The second quote refers to what the law of property tries to strive towards and how the approaches differ from what the law actually is and what the law wishes to be. The quotation from B. Ackerman in his work ‘Private Property and the Constitution[7]’ can be divided into three parts. The first being that property law does not define the relationship between a person and property, it defines the situations when a conflict arises. It is clear from every case that arises in property law; the main issue is how to resolve a dispute[8]. The second part being that the law looks at using the property disputes amongst the numerous different roles that individuals may claim to hold[9]. Clearly, in the case of adverse possession different competing views are seen to exist. This is the nub of this part of the quotation. However, in cases of repossession orders, the only claim is between the mortgage lender and the mortgagee. In every legal dispute, the claim is between two or more parties, thus every dispute has competing claims. The final part of the quote relates to the second part of it. Thus, every legal dispute involves competing claims that revolve around the rights of the individuals concerned.

In conclusion, the first quotation relates to the inception of the usage of the right to enjoy, to exclude and to alienate others from the property concerned. This is clearly the true position in English law. It is clear that these have to exist before a proprietary interest is created. The second quote relates to what the property law attempts to strive. This being the roles that occupy the dispute mechanism. This is a true reflection of English law; however the idea of conflicting views arises in every legal dispute, rather than just a property dispute.


[1] [1971] 17 FLR 141.

[2] Adverse possession is where an individual takes over the possession of property without the consent of the true owner.

[3] This is where an individual in effect owes the property.

[4]This means that the tenant has the right to exclude or restrict anyone from entering the property.

[5] Thomas v Thomas [1842] 2 QB 851.

[6] There is 4 ways in which a license can be created.
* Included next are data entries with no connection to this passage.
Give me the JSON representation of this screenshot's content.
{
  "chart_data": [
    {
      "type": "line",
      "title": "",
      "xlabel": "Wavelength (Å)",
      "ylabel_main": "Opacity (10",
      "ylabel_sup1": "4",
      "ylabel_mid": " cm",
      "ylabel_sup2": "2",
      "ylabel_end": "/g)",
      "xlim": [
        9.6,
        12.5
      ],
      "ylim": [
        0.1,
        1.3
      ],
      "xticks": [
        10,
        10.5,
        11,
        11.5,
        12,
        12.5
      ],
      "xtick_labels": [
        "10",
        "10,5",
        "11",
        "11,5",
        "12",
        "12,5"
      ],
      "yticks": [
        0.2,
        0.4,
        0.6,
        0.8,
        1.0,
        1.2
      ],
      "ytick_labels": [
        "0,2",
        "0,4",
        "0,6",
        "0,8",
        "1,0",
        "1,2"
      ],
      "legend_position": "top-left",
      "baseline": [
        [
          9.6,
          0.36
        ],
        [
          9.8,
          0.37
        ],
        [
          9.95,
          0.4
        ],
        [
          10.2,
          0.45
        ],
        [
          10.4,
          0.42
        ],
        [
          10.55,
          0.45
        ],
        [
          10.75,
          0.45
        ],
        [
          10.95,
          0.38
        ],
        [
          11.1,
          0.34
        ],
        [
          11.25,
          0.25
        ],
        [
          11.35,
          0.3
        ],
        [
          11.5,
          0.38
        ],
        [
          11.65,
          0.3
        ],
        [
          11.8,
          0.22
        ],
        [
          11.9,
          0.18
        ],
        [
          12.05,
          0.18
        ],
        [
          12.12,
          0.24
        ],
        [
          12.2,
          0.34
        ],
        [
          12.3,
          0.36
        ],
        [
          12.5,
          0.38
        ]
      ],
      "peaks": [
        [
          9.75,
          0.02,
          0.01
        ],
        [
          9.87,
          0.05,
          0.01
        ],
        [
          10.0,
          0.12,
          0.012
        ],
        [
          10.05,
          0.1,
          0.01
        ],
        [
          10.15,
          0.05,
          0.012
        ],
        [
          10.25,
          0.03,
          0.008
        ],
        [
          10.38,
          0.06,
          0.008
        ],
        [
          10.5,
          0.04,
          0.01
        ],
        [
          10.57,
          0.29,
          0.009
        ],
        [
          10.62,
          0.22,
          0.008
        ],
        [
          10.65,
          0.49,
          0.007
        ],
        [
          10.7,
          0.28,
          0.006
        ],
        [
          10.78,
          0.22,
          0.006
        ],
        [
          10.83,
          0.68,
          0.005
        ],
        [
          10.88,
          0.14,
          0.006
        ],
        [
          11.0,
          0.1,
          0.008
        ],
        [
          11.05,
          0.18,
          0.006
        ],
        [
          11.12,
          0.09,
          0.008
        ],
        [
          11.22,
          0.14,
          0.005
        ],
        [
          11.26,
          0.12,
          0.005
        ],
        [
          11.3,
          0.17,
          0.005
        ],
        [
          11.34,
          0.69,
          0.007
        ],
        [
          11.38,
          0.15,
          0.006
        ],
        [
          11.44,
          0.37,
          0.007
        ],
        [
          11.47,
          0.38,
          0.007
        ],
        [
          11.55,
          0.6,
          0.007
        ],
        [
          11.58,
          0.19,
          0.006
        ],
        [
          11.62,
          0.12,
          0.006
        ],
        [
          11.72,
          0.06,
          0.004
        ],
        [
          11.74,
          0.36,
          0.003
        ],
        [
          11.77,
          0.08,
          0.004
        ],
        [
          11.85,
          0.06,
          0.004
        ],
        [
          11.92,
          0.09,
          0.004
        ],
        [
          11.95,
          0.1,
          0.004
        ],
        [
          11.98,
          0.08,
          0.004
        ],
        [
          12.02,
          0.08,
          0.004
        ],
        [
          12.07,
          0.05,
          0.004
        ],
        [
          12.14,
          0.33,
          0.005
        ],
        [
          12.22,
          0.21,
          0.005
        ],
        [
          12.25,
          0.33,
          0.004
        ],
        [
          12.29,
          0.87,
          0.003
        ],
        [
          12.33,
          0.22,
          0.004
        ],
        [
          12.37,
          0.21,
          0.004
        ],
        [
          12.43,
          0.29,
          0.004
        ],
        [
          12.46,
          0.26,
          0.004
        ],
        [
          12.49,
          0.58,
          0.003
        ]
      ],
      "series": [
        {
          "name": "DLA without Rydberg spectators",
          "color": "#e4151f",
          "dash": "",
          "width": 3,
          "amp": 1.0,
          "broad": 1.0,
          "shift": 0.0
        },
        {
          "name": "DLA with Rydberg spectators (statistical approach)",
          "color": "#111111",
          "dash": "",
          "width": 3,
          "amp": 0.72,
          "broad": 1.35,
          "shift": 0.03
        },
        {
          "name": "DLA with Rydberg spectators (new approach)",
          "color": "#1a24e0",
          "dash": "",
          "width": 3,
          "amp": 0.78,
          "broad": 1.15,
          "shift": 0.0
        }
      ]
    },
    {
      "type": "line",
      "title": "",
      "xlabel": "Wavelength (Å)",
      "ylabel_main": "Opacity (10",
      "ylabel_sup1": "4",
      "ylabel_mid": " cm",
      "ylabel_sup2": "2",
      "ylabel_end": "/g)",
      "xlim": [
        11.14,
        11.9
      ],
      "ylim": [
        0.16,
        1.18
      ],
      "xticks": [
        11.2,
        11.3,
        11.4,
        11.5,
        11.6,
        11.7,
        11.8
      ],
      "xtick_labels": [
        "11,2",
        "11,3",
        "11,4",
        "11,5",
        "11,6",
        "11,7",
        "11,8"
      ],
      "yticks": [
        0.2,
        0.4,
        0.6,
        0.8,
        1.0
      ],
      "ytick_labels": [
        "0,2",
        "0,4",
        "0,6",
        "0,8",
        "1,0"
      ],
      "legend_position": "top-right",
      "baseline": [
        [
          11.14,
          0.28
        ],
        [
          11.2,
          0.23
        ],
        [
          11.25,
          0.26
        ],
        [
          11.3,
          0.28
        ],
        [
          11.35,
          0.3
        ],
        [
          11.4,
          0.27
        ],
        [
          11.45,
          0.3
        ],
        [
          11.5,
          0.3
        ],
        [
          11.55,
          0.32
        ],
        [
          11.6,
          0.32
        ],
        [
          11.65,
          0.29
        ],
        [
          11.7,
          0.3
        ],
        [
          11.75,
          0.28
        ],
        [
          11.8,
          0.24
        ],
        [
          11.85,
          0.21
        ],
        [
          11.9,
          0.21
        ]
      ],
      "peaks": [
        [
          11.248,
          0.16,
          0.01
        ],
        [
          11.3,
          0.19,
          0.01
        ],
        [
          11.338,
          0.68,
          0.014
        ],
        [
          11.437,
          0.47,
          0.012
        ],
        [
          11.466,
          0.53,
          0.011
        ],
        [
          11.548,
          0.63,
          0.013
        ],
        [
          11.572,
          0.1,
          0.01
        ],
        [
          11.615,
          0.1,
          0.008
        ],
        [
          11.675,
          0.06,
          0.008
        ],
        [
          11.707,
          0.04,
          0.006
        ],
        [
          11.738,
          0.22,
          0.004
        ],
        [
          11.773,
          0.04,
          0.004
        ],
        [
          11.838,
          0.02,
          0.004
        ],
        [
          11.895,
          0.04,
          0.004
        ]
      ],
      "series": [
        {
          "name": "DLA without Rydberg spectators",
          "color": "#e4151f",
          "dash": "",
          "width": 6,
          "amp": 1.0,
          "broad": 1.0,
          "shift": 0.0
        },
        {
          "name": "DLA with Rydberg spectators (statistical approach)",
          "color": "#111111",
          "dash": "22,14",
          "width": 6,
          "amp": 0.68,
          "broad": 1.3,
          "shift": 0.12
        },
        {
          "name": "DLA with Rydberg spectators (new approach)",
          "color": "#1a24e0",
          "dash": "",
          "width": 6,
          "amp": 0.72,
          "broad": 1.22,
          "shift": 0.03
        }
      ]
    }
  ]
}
These can be either a bare licence (A bare licence is where the licensor gives permission to the licensee without the requirement of consideration); a contractual licence (is where consideration is given for the licence); a licence that is joined with the grant of a property right (this is when the licensor gives a proprietary right to the licensee to enter the licensor’s property); or a license created by estoppel (this is where a licence is granted by an assurance that a licence will be granted).

[7] Done in 1977.

[8] Street v Mountford [1985] AC 809.

[9] An example of which can be seen under the new roles from the Land Registration Act of 2003. This is in relation to adverse possession.